Topics to be covered include:

  • Demand Forecasting Tools
  • Inventory Control Algorithms
  • Transportation Operations and Management
  • Vehicle Routing, Scheduling, and Fleet Dispatching Algorithms and Approaches
  • Optimization of Transportation Carrier Operations
  • Supply Chain Network Design
  • Procurement, Sourcing, and Auctions (to include Combinatorial Auctions)
  • Management and Minimization of Supply Chain Uncertainty
  • Supply Contracts and Collaboration

In addition to model development, we will use examples from industry to provide illustrations of the concepts in practice.
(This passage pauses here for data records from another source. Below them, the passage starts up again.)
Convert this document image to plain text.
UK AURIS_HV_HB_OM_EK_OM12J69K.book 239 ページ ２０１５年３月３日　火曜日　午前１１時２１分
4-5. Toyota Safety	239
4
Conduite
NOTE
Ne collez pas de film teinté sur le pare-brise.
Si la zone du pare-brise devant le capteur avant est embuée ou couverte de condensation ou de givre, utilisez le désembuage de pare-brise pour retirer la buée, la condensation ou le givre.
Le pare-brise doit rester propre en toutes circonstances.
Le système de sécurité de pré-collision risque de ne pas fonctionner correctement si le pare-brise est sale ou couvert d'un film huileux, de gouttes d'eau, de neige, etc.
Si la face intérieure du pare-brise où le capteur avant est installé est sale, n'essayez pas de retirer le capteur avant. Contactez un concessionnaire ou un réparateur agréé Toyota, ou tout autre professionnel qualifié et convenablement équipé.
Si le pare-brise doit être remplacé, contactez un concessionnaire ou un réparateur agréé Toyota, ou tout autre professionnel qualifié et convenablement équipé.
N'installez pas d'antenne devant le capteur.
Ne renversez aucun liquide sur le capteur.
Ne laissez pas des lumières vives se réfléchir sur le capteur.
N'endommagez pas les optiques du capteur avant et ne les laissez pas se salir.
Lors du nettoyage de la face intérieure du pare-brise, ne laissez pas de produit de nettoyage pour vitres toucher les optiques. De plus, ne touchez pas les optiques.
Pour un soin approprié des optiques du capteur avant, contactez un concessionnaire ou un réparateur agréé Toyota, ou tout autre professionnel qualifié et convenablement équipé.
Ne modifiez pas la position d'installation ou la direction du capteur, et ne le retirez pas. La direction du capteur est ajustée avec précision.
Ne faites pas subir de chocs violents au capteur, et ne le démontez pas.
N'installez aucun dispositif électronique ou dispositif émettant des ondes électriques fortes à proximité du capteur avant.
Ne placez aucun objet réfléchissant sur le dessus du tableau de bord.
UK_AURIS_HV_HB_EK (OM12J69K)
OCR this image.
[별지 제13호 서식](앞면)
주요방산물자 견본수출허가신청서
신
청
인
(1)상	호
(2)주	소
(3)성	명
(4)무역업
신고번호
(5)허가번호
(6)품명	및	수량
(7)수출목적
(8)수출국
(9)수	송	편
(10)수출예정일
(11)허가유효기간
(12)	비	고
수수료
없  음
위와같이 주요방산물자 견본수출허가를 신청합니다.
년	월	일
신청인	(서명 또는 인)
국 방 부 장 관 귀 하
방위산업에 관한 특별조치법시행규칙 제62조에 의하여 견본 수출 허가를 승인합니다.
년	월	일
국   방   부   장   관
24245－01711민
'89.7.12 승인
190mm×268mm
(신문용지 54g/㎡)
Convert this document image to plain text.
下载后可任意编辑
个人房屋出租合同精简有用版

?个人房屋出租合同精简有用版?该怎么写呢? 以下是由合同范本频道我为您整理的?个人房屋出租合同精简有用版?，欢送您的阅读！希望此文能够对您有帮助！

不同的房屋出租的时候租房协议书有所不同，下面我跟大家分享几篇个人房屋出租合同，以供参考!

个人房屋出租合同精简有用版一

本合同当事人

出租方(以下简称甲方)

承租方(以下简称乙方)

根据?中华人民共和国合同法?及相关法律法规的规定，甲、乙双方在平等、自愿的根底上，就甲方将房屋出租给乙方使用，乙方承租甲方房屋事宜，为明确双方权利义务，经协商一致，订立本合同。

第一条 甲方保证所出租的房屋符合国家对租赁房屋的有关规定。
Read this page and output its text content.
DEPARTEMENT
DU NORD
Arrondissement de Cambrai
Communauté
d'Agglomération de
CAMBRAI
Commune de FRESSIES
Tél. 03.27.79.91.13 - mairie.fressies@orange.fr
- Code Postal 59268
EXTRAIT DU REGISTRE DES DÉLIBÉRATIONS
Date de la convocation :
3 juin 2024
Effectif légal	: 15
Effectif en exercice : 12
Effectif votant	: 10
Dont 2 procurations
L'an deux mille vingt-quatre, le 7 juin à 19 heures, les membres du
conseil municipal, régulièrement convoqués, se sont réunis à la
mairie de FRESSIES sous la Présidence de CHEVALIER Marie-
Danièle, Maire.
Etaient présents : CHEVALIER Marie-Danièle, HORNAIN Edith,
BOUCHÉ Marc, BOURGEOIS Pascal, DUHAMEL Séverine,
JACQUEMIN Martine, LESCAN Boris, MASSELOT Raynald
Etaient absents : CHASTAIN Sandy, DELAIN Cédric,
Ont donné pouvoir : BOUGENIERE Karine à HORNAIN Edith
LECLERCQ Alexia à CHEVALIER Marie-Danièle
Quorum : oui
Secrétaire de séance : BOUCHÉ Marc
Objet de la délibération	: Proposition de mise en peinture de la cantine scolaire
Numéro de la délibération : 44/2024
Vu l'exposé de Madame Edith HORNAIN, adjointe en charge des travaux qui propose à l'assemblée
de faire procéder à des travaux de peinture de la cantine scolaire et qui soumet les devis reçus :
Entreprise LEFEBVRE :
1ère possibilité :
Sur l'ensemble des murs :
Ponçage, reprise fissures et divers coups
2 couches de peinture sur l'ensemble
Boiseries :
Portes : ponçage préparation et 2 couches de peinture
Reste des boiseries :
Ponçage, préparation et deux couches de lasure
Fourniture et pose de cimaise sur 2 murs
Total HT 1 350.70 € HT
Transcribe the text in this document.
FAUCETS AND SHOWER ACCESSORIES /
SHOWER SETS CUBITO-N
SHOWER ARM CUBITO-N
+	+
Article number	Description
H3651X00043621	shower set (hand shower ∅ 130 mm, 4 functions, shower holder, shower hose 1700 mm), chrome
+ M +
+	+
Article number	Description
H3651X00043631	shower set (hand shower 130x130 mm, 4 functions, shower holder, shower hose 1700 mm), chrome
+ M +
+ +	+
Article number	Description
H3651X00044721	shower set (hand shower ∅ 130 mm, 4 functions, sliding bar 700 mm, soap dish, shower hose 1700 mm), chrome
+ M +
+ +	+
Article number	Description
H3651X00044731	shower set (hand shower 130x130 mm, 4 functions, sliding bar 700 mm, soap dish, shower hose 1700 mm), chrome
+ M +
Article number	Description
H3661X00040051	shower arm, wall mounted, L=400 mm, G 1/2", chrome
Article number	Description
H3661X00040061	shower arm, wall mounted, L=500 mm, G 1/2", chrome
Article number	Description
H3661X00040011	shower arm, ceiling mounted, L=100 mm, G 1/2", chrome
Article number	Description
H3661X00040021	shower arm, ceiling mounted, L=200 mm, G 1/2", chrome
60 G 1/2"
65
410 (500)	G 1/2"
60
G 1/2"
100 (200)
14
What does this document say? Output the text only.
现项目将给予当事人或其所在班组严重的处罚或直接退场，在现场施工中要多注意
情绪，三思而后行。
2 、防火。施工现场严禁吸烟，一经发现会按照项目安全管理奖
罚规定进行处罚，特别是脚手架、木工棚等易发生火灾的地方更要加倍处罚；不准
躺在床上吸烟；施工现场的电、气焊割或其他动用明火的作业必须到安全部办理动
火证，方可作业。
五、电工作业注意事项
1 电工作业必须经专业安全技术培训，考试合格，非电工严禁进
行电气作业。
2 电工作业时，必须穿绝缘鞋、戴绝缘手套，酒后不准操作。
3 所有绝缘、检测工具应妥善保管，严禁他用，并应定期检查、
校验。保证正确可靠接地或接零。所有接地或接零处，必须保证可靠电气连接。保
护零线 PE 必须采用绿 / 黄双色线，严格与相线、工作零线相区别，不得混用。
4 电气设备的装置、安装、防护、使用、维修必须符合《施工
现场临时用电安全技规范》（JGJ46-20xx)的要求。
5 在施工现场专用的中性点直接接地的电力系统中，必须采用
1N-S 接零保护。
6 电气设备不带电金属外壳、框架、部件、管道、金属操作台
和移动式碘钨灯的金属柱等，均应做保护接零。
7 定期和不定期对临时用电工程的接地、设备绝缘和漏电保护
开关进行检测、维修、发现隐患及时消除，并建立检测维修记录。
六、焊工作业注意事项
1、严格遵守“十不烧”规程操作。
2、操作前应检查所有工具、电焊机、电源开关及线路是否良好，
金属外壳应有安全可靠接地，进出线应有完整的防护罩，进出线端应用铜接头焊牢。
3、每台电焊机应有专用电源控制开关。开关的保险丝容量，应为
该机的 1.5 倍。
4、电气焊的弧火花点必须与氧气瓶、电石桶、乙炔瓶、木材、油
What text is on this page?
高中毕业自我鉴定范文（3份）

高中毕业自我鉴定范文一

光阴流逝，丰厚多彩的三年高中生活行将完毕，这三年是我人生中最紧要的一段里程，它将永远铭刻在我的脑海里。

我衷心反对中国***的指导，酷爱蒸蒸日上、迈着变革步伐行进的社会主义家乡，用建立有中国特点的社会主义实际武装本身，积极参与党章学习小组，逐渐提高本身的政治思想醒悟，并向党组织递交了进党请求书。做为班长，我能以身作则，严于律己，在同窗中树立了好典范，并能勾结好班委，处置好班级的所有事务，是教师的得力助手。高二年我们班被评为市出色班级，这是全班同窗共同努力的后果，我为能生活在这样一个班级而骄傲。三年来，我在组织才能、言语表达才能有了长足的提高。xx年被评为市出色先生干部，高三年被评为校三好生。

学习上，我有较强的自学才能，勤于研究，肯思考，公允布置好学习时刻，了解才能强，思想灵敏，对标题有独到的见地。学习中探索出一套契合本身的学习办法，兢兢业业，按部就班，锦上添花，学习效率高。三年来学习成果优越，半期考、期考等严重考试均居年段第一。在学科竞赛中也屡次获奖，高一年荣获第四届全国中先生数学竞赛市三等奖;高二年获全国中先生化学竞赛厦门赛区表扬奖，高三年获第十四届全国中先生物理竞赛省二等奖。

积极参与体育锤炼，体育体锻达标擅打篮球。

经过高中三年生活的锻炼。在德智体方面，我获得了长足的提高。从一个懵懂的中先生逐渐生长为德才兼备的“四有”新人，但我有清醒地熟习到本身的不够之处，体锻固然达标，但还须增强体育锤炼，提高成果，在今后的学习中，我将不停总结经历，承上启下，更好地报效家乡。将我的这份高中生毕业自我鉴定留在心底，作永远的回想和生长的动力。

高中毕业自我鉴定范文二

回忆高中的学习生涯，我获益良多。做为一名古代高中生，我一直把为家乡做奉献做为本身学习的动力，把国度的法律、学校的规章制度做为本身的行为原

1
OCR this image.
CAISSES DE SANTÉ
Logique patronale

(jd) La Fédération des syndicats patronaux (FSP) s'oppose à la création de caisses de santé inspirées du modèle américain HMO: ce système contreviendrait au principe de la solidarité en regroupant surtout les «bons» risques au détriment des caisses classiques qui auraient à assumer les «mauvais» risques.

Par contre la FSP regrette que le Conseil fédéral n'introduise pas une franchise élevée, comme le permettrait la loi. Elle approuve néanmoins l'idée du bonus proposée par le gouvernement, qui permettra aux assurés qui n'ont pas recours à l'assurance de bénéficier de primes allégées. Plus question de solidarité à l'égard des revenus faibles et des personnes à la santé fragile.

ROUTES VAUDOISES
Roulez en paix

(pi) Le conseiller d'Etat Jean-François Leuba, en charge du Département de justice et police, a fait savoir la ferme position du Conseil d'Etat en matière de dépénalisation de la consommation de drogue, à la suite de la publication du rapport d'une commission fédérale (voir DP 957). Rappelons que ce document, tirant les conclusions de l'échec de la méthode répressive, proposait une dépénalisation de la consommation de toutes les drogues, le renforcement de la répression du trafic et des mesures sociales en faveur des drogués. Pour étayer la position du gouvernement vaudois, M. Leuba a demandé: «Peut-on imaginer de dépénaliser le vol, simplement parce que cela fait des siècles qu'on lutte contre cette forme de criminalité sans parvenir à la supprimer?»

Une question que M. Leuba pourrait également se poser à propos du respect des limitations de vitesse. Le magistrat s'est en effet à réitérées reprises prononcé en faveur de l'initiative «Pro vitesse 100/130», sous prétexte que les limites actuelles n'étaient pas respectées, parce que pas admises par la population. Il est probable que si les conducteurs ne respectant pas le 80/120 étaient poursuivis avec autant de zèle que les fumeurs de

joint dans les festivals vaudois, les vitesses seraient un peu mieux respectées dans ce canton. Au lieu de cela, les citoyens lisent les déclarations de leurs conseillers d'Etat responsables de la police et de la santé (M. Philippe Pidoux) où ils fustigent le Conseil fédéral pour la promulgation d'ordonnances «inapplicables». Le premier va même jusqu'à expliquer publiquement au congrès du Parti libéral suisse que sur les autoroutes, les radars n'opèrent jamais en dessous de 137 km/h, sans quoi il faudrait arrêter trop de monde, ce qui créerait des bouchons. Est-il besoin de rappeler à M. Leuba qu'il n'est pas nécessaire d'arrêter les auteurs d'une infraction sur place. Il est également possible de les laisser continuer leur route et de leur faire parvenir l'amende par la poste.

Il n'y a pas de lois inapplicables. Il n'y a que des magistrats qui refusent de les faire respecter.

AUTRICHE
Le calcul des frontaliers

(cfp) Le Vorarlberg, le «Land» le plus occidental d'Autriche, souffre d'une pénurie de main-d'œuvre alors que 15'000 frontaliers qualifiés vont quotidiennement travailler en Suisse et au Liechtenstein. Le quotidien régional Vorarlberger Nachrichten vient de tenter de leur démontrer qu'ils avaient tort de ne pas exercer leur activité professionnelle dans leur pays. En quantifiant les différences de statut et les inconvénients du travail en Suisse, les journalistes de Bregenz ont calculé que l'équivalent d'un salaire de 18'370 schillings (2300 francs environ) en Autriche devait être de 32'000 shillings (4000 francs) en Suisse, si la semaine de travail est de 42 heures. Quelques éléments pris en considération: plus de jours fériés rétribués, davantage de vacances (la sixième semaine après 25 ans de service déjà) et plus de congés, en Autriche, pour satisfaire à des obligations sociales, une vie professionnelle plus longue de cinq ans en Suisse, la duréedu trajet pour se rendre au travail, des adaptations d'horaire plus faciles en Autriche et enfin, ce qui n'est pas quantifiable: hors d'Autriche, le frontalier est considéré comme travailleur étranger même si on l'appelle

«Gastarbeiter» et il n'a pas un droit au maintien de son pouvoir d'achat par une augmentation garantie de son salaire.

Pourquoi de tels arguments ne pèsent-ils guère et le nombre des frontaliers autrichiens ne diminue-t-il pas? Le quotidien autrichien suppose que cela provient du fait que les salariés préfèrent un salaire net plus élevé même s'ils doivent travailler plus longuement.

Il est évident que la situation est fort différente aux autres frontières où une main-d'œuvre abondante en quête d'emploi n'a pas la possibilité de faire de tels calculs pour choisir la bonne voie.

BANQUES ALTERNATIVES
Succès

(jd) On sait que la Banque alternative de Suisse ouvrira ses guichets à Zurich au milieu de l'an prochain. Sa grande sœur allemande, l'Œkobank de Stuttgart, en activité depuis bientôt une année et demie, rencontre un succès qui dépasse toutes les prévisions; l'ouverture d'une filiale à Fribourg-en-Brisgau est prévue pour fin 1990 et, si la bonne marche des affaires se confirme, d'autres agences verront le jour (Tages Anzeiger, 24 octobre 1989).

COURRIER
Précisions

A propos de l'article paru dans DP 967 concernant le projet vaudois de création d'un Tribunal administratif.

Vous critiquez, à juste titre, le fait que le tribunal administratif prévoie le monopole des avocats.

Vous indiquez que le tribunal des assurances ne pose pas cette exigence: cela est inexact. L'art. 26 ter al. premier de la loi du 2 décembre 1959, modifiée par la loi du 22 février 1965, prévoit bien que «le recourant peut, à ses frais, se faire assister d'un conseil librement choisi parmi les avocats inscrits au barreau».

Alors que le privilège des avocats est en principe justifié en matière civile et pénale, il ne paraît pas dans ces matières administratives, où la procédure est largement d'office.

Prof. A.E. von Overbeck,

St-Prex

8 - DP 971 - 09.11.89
This is not, however, a case study course.

Course Objectives

The four primary objectives of this course are:

  1. Introduce students to the analytic model based approach for analyzing logistics problems,
  2. Reinforce the importance of using total supply chain costs in all analysis,
  3. Provide students with techniques for measuring and managing supply chain uncertainty, and
  4. Introduce the idea of using a portfolio of solutions, rather than a single approach, for real-world logistics problems.

Teaching Note

This subject is taught in a lecture/discussion format. There is no assigned textbook; all presentation graphics and instructor's lecture notes, as well as required and supplemental readings, are made available prior to class. Note also that the class will begin promptly at 8:00 AM.

Prerequisites

Permission of instructors. The course also presumes a basic understanding of calculus, probability and statistics, linear algebra, linear programming, micro-economics, and spreadsheets.

Instructors

Dr. Chris Caplice
Prof. Yossi Sheffi

Course Requirements and Grading Weights

ACTIVITIES PERCENTAGES
Problem Sets

Problem sets will be assigned throughout the semester.
70%
Final Exam

The exam will cover the entire course.
20%
Class Participation

Students are encouraged, and expected, to contribute in all class discussions - with special emphasis on their experiences with these concepts.
10%

Academic Honesty

All problem sets are individual, independent student assignments. While library research and the use of reference materials are permitted and encouraged, no collaboration among students is allowed. If you are unclear about any aspect of this policy, please ask one of the instructors for clarification.